Graham Martin, Global Head of the Portfolio Solutions Group and corporate finance partner at KPMG, commented: “A confluence of factors has restricted the much anticipated flow of transactions in the loan portfolio market. Perhaps the most powerful factor in delaying much-needed deleveraging by European banks has been the European Central Bank’s (ECB) injection of more than EUR1 trillion of long-term refinancing operations (LTROs) in December 2011 and February 2012. The International Monetary Fund says that European banks need to shrink their balance sheets by US$2.6 trillion, 75 percent of which is likely to come from asset sales. However the ECB’s three-year money has largely been used by banks to strengthen their balance sheets through profitable carry trades, reducing the pressure on them to sell non-core assets at non desirous prices.”
Nick Colman, Director in the Portfolio Solutions Group at KPMG in Germany added: “There is a general view that cheap ECB money has reduced the urgency of asset sales in the short term. In terms of which types of loans are being affected, we are seeing delays in disposals of very large portfolios of long dated residential mortgages and project finance loans which are not necessarily heavily loss-making for the banks. However, we are still seeing a lot of activity in stressed and non-performing portfolios which are expensive from a capital perspective, such as commercial real estate, where value leakage for the bank is a key concern.”
The research also surveyed buyers and sellers in the global debt sales market on their planned activity over the next year: 56 percent expect consumer non-performing loans to be the most actively traded debt class over the next 12 months. Jonathan Hunt, Associate Director in the Portfolio Solutions Group at KPMG, added: “Banks selling much larger, multi-billion Euro consumer non-performing loan portfolios packaged with servicing platforms and sweetened with forward flow contracts will become increasingly common. While consumer debt has traditionally been the easiest asset to sell, banks are increasingly seeking to sell different asset classes. In the UK and Europe for example, over the past six months many vendors have focused on the disposal of commercial real estate, leveraged and residential mortgage loans through both clean and structured trades. Further, increasingly more challenging and longer dated assets, such as infrastructure finance, shipping and transport loans are also coming to market.”
KPMG’s report found seven key factors driving the global debt sales market:
- LTROs - Cheap ECB money has strengthened banks’ balance sheets in the short to medium term, allowing some to delay asset sales and prolong restructuring negotiations.
- Price expectations - For varying reasons, a bid-ask spread remains in most markets and across most asset classes, however these spreads are narrowing.
- Leverage - Third party banks are increasingly willing to provide funding to buyers, often through financing packages, though vendor finance remains the exception rather than the rule.
- New entrants - A number of new players have entered the debt purchasing markets, most notably key US funds and banks seeking acquisition opportunities in Europe, particularly in the CRE and consumer NPL space.

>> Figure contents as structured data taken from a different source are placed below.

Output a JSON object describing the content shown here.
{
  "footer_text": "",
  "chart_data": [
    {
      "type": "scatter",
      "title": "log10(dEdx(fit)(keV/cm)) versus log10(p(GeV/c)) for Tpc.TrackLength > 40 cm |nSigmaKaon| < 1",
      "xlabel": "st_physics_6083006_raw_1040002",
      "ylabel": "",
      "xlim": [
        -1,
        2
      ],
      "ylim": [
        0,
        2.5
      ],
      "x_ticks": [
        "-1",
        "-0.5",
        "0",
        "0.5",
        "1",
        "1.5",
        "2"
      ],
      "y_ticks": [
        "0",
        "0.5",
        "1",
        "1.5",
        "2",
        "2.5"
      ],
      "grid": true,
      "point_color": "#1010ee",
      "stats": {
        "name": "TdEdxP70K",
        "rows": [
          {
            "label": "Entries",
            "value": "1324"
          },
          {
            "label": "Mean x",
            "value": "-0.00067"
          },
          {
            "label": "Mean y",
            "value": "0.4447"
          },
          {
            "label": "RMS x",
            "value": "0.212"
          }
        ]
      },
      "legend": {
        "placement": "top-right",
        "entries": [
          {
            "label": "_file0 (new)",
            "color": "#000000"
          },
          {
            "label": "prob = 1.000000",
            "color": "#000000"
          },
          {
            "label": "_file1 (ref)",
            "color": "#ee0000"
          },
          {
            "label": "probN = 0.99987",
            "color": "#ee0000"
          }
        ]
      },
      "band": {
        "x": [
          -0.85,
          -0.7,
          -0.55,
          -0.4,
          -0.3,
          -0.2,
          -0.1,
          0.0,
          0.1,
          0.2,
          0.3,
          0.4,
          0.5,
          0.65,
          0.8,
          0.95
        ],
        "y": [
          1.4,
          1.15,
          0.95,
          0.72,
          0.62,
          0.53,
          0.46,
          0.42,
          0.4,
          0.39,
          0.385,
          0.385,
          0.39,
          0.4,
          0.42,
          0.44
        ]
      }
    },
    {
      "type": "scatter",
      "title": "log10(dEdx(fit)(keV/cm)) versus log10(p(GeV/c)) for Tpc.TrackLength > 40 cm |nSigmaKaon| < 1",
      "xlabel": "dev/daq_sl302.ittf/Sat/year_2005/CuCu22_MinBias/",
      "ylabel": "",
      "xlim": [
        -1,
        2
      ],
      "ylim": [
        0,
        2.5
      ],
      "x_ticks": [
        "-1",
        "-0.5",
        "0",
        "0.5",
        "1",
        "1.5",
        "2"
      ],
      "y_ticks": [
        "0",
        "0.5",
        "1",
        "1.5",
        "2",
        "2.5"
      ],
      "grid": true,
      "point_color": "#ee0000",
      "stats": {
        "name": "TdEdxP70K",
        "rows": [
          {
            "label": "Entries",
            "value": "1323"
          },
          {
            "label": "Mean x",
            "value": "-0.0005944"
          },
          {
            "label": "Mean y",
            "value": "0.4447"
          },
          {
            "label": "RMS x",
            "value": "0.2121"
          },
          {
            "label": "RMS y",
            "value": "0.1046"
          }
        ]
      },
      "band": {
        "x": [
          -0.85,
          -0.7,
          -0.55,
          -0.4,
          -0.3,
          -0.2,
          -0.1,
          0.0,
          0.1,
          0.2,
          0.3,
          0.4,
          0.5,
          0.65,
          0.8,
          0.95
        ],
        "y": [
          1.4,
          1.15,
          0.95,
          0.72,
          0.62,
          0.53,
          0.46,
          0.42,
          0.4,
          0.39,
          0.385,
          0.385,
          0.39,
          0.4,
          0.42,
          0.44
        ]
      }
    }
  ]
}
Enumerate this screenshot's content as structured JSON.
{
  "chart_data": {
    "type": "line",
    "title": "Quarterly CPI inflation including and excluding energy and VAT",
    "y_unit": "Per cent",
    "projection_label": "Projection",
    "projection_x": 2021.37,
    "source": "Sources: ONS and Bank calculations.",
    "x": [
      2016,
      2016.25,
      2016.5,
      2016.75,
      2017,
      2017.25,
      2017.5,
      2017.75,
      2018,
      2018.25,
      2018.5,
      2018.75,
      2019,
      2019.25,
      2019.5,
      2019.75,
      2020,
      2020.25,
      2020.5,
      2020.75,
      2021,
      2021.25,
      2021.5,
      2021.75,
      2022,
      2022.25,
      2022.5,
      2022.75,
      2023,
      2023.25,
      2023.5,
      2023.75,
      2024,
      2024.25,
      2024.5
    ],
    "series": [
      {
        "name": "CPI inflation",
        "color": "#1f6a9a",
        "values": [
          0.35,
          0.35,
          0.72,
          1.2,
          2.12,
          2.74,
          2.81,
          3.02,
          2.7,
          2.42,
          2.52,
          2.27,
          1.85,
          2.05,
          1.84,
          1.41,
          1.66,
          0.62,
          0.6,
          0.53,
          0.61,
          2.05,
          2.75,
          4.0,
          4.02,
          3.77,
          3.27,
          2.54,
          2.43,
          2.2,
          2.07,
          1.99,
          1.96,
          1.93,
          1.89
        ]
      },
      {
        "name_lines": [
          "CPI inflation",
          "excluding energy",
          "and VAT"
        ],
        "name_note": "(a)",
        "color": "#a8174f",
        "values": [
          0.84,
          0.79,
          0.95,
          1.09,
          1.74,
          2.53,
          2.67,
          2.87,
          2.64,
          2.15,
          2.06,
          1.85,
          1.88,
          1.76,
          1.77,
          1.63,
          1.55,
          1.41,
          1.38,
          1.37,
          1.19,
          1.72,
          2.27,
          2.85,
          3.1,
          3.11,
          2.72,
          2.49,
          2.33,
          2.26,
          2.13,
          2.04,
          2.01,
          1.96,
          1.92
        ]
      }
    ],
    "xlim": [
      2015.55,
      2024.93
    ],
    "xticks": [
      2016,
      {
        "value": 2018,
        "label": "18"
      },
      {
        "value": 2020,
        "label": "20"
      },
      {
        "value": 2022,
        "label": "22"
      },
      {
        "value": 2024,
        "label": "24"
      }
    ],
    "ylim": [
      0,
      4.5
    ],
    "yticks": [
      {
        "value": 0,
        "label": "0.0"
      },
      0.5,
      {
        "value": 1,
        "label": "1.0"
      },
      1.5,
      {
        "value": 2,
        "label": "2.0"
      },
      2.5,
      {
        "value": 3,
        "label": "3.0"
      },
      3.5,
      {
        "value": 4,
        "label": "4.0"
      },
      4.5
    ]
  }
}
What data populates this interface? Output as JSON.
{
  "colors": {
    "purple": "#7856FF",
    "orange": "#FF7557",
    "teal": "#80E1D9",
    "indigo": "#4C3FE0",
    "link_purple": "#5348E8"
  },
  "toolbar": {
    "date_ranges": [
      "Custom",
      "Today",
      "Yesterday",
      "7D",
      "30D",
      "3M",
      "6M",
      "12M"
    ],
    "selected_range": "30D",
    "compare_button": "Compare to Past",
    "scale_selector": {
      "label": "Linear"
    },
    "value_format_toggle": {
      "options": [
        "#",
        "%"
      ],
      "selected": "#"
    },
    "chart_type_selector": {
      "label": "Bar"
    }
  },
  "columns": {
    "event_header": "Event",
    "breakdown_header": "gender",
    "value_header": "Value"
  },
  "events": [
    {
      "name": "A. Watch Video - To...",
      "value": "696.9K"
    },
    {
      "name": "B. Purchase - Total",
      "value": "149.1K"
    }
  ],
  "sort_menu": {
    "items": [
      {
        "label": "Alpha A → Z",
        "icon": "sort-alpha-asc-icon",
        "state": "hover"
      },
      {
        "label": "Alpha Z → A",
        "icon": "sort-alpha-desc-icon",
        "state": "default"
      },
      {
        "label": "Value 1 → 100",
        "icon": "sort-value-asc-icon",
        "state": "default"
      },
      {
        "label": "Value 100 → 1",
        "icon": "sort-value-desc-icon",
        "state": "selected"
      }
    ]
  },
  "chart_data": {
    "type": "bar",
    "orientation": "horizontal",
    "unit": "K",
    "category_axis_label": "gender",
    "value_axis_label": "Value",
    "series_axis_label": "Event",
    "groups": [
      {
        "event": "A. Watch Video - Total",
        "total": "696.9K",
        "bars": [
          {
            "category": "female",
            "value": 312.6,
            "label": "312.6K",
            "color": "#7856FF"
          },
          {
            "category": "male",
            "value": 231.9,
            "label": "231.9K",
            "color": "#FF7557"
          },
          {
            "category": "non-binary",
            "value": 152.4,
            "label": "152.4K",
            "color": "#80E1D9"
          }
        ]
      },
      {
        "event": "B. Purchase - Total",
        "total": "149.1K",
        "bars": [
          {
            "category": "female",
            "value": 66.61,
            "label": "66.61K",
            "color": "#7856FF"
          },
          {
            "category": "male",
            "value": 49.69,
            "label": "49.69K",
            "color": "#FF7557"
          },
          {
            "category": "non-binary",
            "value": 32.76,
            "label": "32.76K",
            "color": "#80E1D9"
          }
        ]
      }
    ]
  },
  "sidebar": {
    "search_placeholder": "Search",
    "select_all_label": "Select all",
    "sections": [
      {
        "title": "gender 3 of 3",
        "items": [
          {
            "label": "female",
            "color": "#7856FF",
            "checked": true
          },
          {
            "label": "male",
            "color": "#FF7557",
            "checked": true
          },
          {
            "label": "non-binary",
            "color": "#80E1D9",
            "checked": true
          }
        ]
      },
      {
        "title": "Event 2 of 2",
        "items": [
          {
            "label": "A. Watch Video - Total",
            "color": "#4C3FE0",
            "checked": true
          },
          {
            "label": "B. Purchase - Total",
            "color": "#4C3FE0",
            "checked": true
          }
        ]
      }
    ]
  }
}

- Tenor, yield and credit quality - alongside the availability of funding, are driving interest and pricing for performing loan portfolio sales, which has led to longer term investors such as pension funds and insurers becoming buyers of bank loans.
- Basel III - In order to improve capital ratios and rightsize their balance sheets, European banks could shrink their balance sheets by USD2.6 trillion through to the end of 2013, which is likely to be a key driver of deleveraging.
- Over EUR1.5 trillion of NPLs sitting on European banks balance sheets with over EUR600 billion in the UK, Spain and Ireland alone.
Note to Editors:
KPMG is a global network of professional firms providing Audit, Tax and Advisory services. We operate in 152 countries and have 145,000 people working in member firms around the world. The independent member firms of the KPMG network are affiliated with KPMG International Cooperative (“KPMG International”), a Swiss entity. Each KPMG firm is a legally distinct and separate entity and describes itself as such.
KPMG International performs no professional services for clients nor, concomitantly, generates any revenue.
Global Debt Sales is a series of publications in which KPMG’s Portfolio Solutions Group examines recent debt portfolio activity in a number of key banking markets across Europe, the Americas and Asia Pacific. The series seeks to cover all types of debt sales, including performing and non-performing loans, and offers high-level insights into trends and new opportunities.
With extensive experience of assisting both sellers and purchasers, KPMG firms’ professionals have worked on many non-core (primarily performing) and non-performing loans and receivable sale disposal mandates around the world.
The Portfolio Solutions Group works with a range of sellers to conduct analysis, options review and potential sales of debt portfolios, and assists purchasers in sourcing portfolios, undertaking due diligence, valuation and the structuring of debt portfolio acquisitions.